When I look at my wristband, I think of the person who gave it to me. I remember wanting to help her through her fight against cancer; I remember getting Armstrong’s book for her, hoping it would inspire her to keep fighting. I don’t know, and perhaps never will know, whether the book gave her comfort or inspiration. But knowing that I got it for her brings me comfort in knowing that I did something nice for her during the struggle. I couldn’t exactly relate to what she was going through and I didn’t know what advice I should give, but through Armstrong’s story I felt that I could give her inspiration.
When I look at my wristband, I also think of the countless people around the world who have been inspired by the LIVESTRONG message, either to help conquer cancer or to help others in their fight. That is what the bracelet means to me.
Throughout the last couple of weeks, after Armstrong admitted to doping, several people asked me whether I will continue to wear my wristband. My reply: Yes. My bracelet carries a message about hope, strength, survival and loss. My disappointment in Armstrong has not changed that message.

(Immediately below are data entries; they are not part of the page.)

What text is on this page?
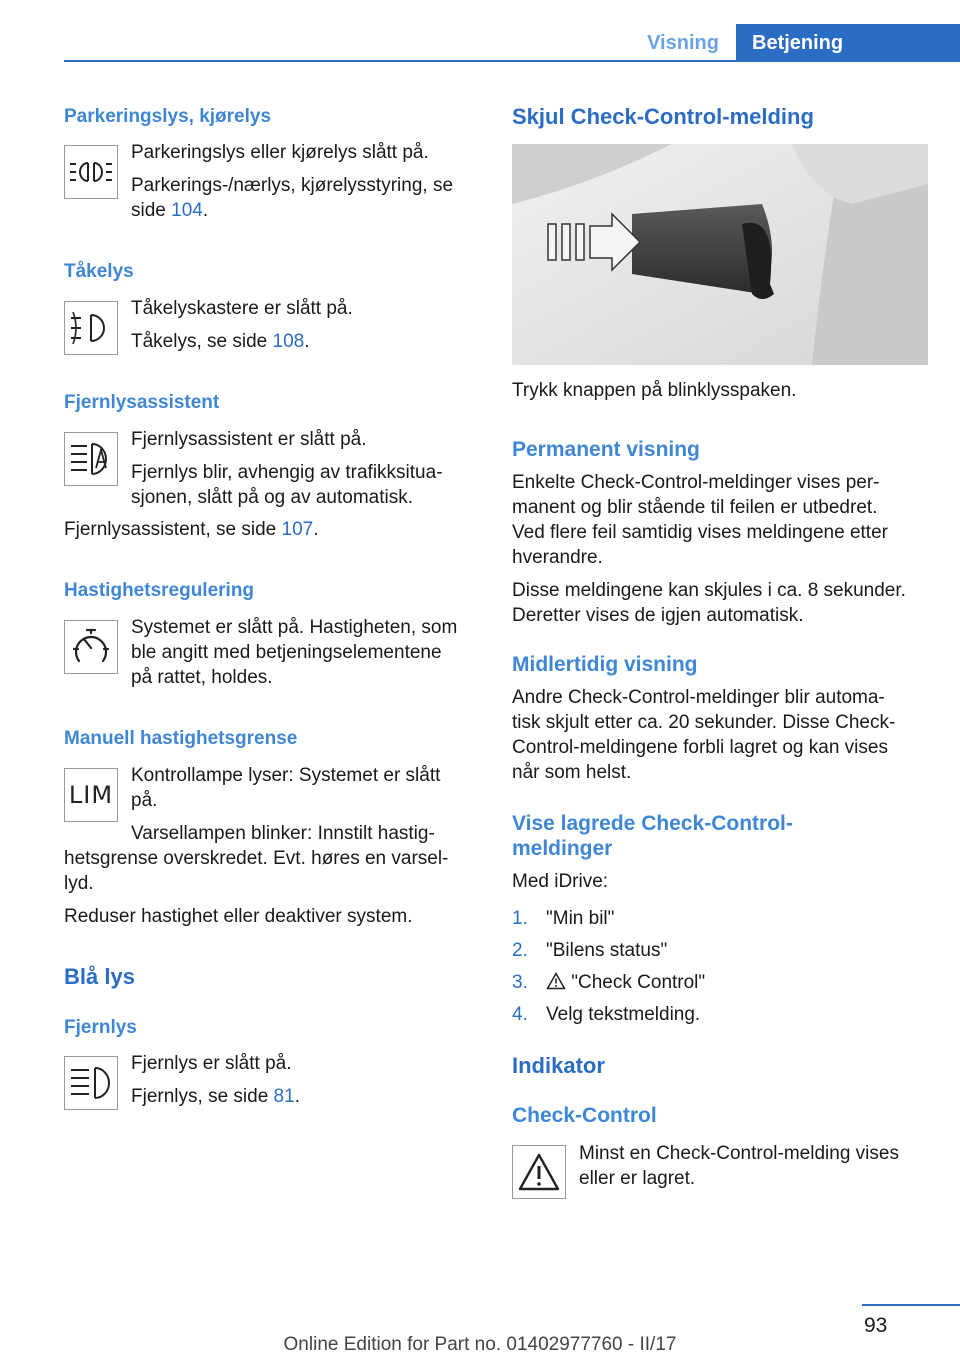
Visning	Betjening
Parkeringslys, kjørelys
Parkeringslys eller kjørelys slått på.
Parkerings-/nærlys, kjørelysstyring, se
side 104.
Tåkelys
Tåkelyskastere er slått på.
Tåkelys, se side 108.
Fjernlysassistent
Fjernlysassistent er slått på.
Fjernlys blir, avhengig av trafikksitua‐
sjonen, slått på og av automatisk.
Fjernlysassistent, se side 107.
Hastighetsregulering
Systemet er slått på. Hastigheten, som
ble angitt med betjeningselementene
på rattet, holdes.
Manuell hastighetsgrense
LIM
Kontrollampe lyser: Systemet er slått
på.
Varsellampen blinker: Innstilt hastig‐
hetsgrense overskredet. Evt. høres en varsel‐
lyd.
Reduser hastighet eller deaktiver system.
Blå lys
Fjernlys
Fjernlys er slått på.
Fjernlys, se side 81.
Skjul Check-Control-melding
Trykk knappen på blinklysspaken.
Permanent visning
Enkelte Check-Control-meldinger vises per‐
manent og blir stående til feilen er utbedret.
Ved flere feil samtidig vises meldingene etter
hverandre.
Disse meldingene kan skjules i ca. 8 sekunder.
Deretter vises de igjen automatisk.
Midlertidig visning
Andre Check-Control-meldinger blir automa‐
tisk skjult etter ca. 20 sekunder. Disse Check-
Control-meldingene forbli lagret og kan vises
når som helst.
Vise lagrede Check-Control-
meldinger
Med iDrive:
1. "Min bil"
2. "Bilens status"
3.	"Check Control"
4. Velg tekstmelding.
Indikator
Check-Control
Minst en Check-Control-melding vises
eller er lagret.
93
Online Edition for Part no. 01402977760 - II/17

As for whether he deserves forgiveness for his trespasses . . . that depends on you. Everyone has a right to their own opinion. For me, Armstrong’s biggest accomplishments are in his humanitarian efforts — off the bike. It’s easy, in a time when a man’s great sins come to light, to forget all the good he has done and the people he has helped.
Ultimately, I hope Armstrong will learn from his mistakes. And I hope he will find in this time of remorse that continuing his humanitarian work will lead him down the right course.